Assuming GCN similar to todays, AMD should definitely be able to cram in tahiti amounts of shader cores + their little x86 cores in under 200mm2 on Samsungs 14nm process, either LPP or the upcoming more cost optimized version. Lets assume $7000/wafer (It will likely have dropped by then, both due to maturity, and as their biggest early process adopter(s) will be looking to move on to 10nm). 200mm2 die area fits 300 dies to a wafer. Assume worse than real life yields - only 2/3 of the dies are OK => $35/die add costs for test and packaging et cetera. Lets ballpark cost per useful APU at $50. (This excludes development and licensing costs). Next major item will be memory. By then 8Gb GDDR5 will have been produced for two or three years by Micron, Samsung and Hynix. Would be surprising if that would cost more than (ballpark again of course) $50 (maybe a single stack of HBM could be competitive overall). Ditch optical drive, (distribute on Flash), ditch hard drive (use inexpensive Flash-drive, expand via USB3 if customer so needs) add $40 or less for 128GB or possibly 256GB, again distribution off Flash reduces need for built in memory, and this sucker needs to be cheap! Add networking and other small bits and bobs, power supply, cooling, controller and packaging. We should be at roughly $200 in total. Add retailer margins, and whatever I may have forgotten, and sell to consumer for $249. Tadaa! Side benefit - no moving parts except for fan.

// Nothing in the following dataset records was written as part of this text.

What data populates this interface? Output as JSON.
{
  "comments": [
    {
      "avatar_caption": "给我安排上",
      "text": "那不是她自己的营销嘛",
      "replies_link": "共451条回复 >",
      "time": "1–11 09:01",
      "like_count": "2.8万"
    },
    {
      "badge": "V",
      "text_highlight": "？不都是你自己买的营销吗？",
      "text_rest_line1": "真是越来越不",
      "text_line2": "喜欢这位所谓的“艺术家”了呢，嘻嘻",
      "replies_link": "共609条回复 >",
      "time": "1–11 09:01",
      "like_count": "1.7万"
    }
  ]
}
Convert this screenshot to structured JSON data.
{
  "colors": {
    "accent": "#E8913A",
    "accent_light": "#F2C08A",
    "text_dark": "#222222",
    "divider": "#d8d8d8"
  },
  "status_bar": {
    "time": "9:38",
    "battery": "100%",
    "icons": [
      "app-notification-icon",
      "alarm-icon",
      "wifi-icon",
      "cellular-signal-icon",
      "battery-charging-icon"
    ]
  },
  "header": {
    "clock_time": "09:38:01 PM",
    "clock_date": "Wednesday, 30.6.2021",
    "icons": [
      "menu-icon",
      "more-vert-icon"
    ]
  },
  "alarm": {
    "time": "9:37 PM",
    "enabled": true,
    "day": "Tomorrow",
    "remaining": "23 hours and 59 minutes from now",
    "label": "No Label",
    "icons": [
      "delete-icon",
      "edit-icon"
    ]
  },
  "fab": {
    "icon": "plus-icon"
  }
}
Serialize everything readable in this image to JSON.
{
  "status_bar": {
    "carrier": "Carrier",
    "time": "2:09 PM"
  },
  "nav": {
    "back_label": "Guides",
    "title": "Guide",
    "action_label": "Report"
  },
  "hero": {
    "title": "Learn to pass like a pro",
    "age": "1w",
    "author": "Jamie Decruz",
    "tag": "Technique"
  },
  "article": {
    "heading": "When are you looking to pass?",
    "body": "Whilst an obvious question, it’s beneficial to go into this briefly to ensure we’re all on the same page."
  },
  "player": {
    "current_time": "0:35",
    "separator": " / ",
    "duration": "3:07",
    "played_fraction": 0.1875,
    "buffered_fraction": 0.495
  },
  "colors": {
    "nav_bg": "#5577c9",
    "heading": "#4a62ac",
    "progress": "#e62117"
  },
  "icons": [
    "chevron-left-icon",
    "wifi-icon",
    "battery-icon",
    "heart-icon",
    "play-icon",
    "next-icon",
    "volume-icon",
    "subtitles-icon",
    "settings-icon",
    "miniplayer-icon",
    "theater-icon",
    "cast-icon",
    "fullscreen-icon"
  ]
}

So - yes I definitely believe Nintendo could launch a 4TF console with a Bill Of Materials well below $300. Development costs have to be accounted for somewhere, and won't be trivial, but that's normal.
I don't believe they will do this, much to the chagrin of most of us here. But that's not because they couldn't, the core of this device simply requires them to talk to their old partner AMD, and say "We want these specs, at this point in time", and then haggle for a bit.